In 1987, a star suddenly became billions of times brighter. It had just exploded in the Large Magellanic Cloud, a small galaxy very close to ours. The explosion was even visible to the naked eye in the sky. The report? Well, if it happens again in the Milky Way soon, the authors of the study discussed here believe we would solve this incredible and fundamental mystery of dark matter. We'll see why.

Here is the difference in brightness of an exploding star in type 2 supernova and before its explosion.

And here is the magnificent remnant of this explosion, as it is visible today.

Note that thanks to the James-Webb Space Telescope (JWST), a neutron star was discovered in this remnant. However, neutron stars would precisely be a possible “laboratory” for the detection of a type of dark matter.

Here is the photo taken by JWST of the supernova remnant sn1987a.

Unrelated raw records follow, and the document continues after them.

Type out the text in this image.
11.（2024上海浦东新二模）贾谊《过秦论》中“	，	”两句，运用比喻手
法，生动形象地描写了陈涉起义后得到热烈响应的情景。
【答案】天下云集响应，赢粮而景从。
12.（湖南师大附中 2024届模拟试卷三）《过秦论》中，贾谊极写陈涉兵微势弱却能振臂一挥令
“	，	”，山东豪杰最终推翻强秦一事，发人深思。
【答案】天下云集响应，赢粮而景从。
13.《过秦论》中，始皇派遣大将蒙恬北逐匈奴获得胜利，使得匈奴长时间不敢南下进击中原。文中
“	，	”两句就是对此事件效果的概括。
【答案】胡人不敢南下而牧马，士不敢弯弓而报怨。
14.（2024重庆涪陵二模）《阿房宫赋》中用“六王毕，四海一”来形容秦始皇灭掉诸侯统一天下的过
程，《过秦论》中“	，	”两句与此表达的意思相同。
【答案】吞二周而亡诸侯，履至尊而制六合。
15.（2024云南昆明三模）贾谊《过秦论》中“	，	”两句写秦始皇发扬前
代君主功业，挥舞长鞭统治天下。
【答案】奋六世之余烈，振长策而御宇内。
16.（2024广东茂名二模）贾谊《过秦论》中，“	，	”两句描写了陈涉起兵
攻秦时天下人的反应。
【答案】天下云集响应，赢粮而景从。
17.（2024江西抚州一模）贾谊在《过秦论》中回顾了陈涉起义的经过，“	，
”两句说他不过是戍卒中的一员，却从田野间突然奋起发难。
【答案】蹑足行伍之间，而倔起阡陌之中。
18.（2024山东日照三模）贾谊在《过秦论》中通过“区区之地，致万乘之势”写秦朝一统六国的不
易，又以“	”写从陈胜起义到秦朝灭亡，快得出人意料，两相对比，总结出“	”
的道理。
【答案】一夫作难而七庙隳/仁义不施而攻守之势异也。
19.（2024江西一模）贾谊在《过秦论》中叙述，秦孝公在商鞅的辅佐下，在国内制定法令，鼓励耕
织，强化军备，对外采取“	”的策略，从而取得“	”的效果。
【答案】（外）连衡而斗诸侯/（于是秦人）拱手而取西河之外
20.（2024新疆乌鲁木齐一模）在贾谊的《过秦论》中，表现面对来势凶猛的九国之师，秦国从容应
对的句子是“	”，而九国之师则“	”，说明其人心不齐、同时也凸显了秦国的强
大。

Silence, engine, it’s running… Axion!

Today, the search for dark matter is mainly focused on the detection ofaxiona hypothetical particle capable of decaying into light, that is, into a photon. In certain cases, we should then observe an excess of light, which would betray the presence of this particle. And the best cosmic mechanism for this is the collapse of the core of a massive star called a type 2 supernova. Yes, like sn1987a in 1987. Technological progress would help if we had enough telescopes capable of detecting gamma photons (very high energy) from this explosion in the Milky Way, then the case could be heard!

There is always a “but”…

But between the explosion and the transformation of this axion particle (“axion QCD” to be precise) into gamma photons, astrophysicists and astronomers would only have 10 seconds to react. Unfortunately, today we only have one satellite suitable for this type of observation: NASA's Fermi Gamma Ray Space Telescope. In other words, if a type 2 supernova occurred tomorrow in our galaxy, we would only have a one in 10 chance of putting an end to one of the greatest quests in physics! The authors of the study therefore believe that we should place a few more of these satellites in orbit.

The Milky Way owes us supernovae!

Statistically, a supernova occurs every 50 to 100 years in a galaxy the size of the Milky Way, but the last one we detected was in 1604, the so-called “star of Kepler”. Moreover, this observed supernova opened the way to astrophysics, because it proved at the time that the heavens were not immutable contrary to beliefs. It would therefore be a fitting return for a new supernova to allow us to make a giant leap in our understanding of the nature of the Universe.

Here is the famous sn1604 from Kepler.

And finally, a little dive into the famous sn1987a.